This follows the publication of the findings of a review led by Baroness McGregor-Smith last month. This review found that there were still barriers for people from ethnic minorities (BME) wanting to enter the labour market in the UK.
The review also found that employment rates for people from BME backgrounds are 12% lower than their white counterparts at 62.8%, with just 6% reaching top level management positions. It was estimated that this was costing the UK economy the equivalent of 1.3% in GDP a year.
Business Minister Margot James said: “It simply makes no business sense for people to be left behind because of their ethnic background and I am asking FTSE 350 companies to play their part in driving the agenda for greater diversity in the workplace.
“Genuine and lasting change must come from within the business community and I encourage companies to take forward Baroness McGregor-Smith’s recommendations.”

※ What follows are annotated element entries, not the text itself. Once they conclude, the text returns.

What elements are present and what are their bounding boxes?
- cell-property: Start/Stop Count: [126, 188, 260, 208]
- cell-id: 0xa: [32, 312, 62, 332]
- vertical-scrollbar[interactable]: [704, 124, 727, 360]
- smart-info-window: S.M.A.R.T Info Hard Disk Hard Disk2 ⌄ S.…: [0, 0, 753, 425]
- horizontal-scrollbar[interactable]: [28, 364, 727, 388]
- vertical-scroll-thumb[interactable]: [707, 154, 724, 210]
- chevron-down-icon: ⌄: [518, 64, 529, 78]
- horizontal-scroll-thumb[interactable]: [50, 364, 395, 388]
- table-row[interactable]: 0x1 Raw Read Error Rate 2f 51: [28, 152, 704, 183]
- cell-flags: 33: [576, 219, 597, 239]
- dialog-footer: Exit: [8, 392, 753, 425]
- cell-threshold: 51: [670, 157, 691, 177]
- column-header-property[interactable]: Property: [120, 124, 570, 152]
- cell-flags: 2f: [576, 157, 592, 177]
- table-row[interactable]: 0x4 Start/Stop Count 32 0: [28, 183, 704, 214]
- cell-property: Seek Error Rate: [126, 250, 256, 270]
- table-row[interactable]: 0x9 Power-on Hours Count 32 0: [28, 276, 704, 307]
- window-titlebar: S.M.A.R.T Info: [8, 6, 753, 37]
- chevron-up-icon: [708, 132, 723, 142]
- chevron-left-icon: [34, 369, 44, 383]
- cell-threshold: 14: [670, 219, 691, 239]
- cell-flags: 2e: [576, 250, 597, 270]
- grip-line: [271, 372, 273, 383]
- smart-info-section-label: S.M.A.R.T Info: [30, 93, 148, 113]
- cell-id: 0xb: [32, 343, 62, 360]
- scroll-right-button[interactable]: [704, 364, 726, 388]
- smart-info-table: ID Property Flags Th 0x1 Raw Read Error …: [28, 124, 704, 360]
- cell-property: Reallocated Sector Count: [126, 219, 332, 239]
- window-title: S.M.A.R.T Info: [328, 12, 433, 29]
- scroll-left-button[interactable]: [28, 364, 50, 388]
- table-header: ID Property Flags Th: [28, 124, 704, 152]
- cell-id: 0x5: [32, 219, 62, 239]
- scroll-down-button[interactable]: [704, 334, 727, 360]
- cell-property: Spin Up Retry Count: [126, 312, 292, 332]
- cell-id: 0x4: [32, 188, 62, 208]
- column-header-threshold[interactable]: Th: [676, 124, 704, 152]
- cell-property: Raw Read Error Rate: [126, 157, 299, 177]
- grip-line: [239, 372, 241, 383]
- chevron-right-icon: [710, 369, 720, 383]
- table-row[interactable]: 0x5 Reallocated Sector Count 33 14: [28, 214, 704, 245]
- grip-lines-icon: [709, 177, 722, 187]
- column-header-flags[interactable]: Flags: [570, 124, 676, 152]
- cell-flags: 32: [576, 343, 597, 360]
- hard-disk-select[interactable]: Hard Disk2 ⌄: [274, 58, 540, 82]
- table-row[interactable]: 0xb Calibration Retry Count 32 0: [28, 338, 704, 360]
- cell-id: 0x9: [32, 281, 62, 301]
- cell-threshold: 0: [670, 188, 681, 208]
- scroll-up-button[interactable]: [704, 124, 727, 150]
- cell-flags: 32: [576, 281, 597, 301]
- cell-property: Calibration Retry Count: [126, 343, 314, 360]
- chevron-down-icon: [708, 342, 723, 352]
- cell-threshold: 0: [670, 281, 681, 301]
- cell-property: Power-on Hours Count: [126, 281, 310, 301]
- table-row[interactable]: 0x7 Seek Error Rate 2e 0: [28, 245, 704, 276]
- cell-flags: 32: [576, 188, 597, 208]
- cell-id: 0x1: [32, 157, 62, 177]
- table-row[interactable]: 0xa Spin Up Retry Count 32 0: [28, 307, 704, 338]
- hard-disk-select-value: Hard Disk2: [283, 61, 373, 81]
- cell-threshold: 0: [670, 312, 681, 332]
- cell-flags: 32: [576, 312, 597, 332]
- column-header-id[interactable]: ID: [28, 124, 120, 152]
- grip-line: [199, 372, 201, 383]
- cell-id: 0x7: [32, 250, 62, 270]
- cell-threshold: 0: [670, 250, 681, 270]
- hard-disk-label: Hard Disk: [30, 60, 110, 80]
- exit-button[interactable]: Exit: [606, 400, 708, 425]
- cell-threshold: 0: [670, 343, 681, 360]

In her letter, James called on the UK’s largest companies to take up key recommendations from the review including: publishing a breakdown of their workforce by race and pay; setting aspirational target and nominating a board member to deliver on those targets.
McGregor-Smith, said: “I’m delighted to see the government playing its part in calling on the UK’s largest businesses to improve diversity and inclusion in the workplace.
“FTSE 350 companies must help to bring about change by committing to greater transparency and accountability on this vitally important issue as set out in the recommendations in my review.“
In the coming months, James will chair the first meeting of the Business Diversity and Inclusion Group set up following the publication of the McGregor-Smith Review. The government said the group will bring together business leaders and organisations to coordinate action to remove barriers in the workplace. Participants will include McGregor-Smith, Sir Philip Hampton and Dame Helen Alexander, who are leading a review aimed at increasing female leadership in FTSE companies and Sir John Parker, who has concluded a consultation on recommendations to increase BME representation in the boardroom.
Separately the Guardian newspaper has published research in the Directory of Social Change which shows that female representation on the companies on 399 companies analysed stands at 22%, however this is higher than similar research in 2013, when the overall percentage of women on boards was just 13%.
The Guardian found that 16% of companies in the 2017 research sample had no female board members at all. While this compares with just 33% in 2013, the Guardian said it ws astonishing that so many boards continued to exclude women entirely.